って、藤原斉信さまに呆れられてしまった。
あ、斉信さまっていうのは、殿上人でわたしのいいひと。

━━おっと、この話はまたあとで。話し出すと止まらないから。あはは。
今はともかく、そう━━。
女房っていうのは頭の回転が速くないと勤まらないよ、って話をしたかったんだった。
そして、そんなわたしたちを一同に集めてしまった宮さまは、ほんと、とんでもない人なんだから。

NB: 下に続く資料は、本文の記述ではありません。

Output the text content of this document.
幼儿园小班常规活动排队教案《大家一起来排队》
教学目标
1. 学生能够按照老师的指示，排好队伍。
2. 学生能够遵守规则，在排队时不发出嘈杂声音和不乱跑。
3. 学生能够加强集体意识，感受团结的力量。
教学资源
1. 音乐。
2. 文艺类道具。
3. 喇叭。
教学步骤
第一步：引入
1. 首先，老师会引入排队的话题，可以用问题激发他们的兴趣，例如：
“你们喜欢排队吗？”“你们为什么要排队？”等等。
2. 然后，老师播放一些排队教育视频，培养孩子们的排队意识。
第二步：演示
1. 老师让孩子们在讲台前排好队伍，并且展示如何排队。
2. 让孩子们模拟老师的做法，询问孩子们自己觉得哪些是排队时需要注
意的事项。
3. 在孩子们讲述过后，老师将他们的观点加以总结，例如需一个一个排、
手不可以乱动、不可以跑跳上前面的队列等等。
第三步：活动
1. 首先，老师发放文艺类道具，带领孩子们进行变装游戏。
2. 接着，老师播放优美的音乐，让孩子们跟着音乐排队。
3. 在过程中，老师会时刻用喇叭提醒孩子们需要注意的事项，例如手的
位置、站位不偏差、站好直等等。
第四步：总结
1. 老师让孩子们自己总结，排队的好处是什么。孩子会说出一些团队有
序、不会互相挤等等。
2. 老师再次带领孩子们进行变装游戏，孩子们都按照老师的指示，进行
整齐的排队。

あるとき、帝がある人から高級なお琴を貰ったときのこと。
そのお琴、大仰に名前がついていて、その名前を『無名』とか云ったの、確か。

「うわ、すごい」

「使えないくせに、判るのか? 音楽なんか」

わたしが目をきらきらさせていると、横から灯夜ちゃんが意地悪そうに口を挟んできた。

「う、うるさいな」

「やっぱ判んないんだ」

「お、音楽なんてのは、知識じゃないの! 感情で感じるものなの!」

「なにムキになってるんだよ、お前」

云いながら、灯夜ちゃんはくすくす笑う。くそう、わたしのほうが年上だってのに。

「相変わらずにぎやかね」

御局に、柚葉さんが入ってきた。

「ねえ、柚葉さん。このお琴、なんて名前なんですか?」

「そういえば‥‥忘れちゃった。灯夜は?」

「いや、私も」

覚えていない、と首を振った。
そんなわけで名前を思い出そうとうんうん唸っていたわたしたちのところに、宮さまがお入りなさった。

「‥‥どうしたの、みんなして」

「あ、宮さま〜」

満足に弾くことも出来ないお琴を指差して、わたしは訪ねた。

「あのお琴、お名前がついてましたよね?」

「‥‥」

ぽかんとしていた宮さまの唇が、くすっと笑みを漏らした。

「そんなことで悩んでたの。柚葉も、灯夜まで?」

「あ、あはは‥‥」

必死に宮さまと目を合わせないように、二人が視線を空中に彷徨わせる。
その姿があまりにおかしくて、思わず笑みがこぼれる。

「で、清」

「は━━はい、はっ!?」

くるり、とわたしに向き直った宮さまが、独特の微笑を携えたままじっとこちらを見ていた。
これはそう、わたしを試す目だ。
時々こういう目で、宮さまはわたしを見る。
退屈な殿上での日常を楽しませる役目を追っているわたしとしては願ってもないこと。
なのだけど‥‥名前は思い出せません。

「うー‥‥判らないです」

「あらあら。このお琴、名前なんて無いのよ?」

「へっ?」

「無名、ですもの」



わたしはこれでも、お父様の関係もあって、女性としてはおかしいくらいに本を読んだ。
万葉集とか日本書紀とか、孔子や孟子や孫子や史記も読んだ。
実際、その知識が役に立つ事だってたくさんあるし、だからここの暮らしは楽しい。
けど、やっぱり、わたしなんかでは宮さまには勝てない。
こんなに可愛くて優しくて頭もいい姐さん女房をもらえて、帝は今までにない幸運の持ち主だと思うの。

なんて云ったら、そりゃ怒られるんだけど、さ。